The Guantanamo prison - holding individuals the US has termed "enemy combatants" from around the world since 2002 - has been widely denounced by jurists and civil liberties advocates as for its extra-legal character and reported human rights abuses in the name of "the war on terror."
US Democrat Barack Obama, who is to be sworn in as America's 44th president on Tuesday, is expected to decide to close the base.
On Monday, The Council of Europe's Human Rights Commissioner Thomas Hammarberg also urged the institution's 47 member states to accept former Guantanamo Bay prisoners.

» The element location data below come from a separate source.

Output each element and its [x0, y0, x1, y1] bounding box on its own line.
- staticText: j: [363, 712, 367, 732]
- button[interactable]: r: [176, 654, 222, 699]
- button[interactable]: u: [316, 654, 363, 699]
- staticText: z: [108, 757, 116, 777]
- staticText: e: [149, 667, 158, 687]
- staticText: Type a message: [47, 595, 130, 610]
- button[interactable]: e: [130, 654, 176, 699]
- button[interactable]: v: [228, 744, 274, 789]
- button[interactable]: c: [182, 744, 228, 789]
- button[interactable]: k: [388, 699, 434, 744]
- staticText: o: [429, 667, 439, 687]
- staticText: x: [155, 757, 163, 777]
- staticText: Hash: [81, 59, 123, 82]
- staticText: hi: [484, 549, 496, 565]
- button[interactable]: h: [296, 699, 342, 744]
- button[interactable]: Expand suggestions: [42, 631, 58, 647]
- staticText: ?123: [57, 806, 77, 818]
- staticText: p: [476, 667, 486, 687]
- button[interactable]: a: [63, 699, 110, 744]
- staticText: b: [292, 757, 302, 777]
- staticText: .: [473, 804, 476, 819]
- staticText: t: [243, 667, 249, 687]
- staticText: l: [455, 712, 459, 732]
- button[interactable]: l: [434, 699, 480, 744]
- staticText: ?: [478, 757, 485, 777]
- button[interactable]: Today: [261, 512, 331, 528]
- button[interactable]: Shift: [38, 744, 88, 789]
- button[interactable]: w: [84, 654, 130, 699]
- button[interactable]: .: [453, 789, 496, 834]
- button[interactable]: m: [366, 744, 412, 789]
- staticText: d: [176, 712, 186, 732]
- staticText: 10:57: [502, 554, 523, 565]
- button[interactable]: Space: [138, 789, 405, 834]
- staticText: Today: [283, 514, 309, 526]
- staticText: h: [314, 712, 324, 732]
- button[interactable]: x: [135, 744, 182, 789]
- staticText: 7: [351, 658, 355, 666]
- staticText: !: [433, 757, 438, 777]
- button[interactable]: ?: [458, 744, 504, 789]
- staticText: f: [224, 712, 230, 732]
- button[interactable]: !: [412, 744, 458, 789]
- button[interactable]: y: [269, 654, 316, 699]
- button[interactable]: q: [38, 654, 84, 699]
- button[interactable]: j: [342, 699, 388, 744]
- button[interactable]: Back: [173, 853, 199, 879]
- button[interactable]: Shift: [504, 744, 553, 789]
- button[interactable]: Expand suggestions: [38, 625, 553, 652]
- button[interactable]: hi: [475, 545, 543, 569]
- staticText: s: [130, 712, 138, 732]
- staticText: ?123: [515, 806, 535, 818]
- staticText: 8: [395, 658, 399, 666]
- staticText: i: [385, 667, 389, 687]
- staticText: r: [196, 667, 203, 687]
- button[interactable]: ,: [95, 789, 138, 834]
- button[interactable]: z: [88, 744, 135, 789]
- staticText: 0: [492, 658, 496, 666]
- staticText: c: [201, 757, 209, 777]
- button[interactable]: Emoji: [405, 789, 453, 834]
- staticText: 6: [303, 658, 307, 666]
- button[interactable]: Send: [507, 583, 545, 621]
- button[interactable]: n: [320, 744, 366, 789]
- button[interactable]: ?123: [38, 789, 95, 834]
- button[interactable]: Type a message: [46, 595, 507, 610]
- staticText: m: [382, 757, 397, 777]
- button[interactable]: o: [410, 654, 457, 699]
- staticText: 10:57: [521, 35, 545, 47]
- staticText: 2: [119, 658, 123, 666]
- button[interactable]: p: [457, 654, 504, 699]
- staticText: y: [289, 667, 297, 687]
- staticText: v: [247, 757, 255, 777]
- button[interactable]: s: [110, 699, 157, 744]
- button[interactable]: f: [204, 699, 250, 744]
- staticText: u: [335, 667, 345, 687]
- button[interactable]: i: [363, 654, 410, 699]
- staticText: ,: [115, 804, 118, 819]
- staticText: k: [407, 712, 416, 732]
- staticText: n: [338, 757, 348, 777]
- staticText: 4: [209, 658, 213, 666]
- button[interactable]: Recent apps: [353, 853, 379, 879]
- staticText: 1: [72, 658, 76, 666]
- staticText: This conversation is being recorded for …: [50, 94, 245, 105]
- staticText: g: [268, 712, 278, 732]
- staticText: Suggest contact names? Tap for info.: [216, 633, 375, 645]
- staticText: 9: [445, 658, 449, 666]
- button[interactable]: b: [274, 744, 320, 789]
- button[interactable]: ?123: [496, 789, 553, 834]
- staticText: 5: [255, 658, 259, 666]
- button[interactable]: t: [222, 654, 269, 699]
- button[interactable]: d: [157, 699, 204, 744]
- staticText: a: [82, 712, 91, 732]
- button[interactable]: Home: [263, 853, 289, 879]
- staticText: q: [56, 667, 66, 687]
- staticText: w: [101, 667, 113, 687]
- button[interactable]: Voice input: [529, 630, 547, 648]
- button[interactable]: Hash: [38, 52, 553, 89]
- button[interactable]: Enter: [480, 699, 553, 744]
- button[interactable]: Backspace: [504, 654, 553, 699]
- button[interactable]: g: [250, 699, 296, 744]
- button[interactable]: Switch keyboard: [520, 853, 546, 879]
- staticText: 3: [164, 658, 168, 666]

"While the US has created the Guantanamo problem and has the primary responsibility for correcting the injustices, there are cogent arguments for European assistance in closing the centre," Mr Hammarberg said in an opinion published on the Council's website.
Human rights groups have been issuing similar statements.
"Unfortunately Guantanamo has become a problem for everyone as it has become part of the terrorists' recruiters narrative," Jennifer Daskal, senior counter-terrorism counsel for Human Rights Watch, told Reuters.
EU states divided
EU foreign ministers are to discuss the issue officially for the first time at a meeting in Brussels on 26 January, although no major breakthrough is expected.
Some member states, notably Portugal, have already spoken out in favour of the move.
French Foreign Minister Bernard Kouchner has also said he wants Paris to take in Guantanamo inmates, while the UK agrees more countries should do so – but has itself not said yet whether it would accept detainees who are not UK residents.
Germany is divided with Social Democrat foreign minister Frank-Walter Steinmeier in favour of the idea, but Conservative interior minister Wolfgang Schaeuble opposed.
On the other hand, the Netherlands, Austria, Denmark and Sweden are reluctant to step in, according to news agencies reports.
"It is not up to the Netherlands to take in former detainees," but to the country which has detained them until now, a Dutch foreign ministry spokesman was quoted as saying by Reuters.
Meanwhile, Deutsche Welle earlier this week reported Austrian Interior Minister Maria Fekter as saying: "America created Guantanamo. It has to come up with the solution."
Since its creation in 2002, Guantanamo has held more than 750 prisoners from around the world, most of whom without trial. Some 250 people are still detained there today.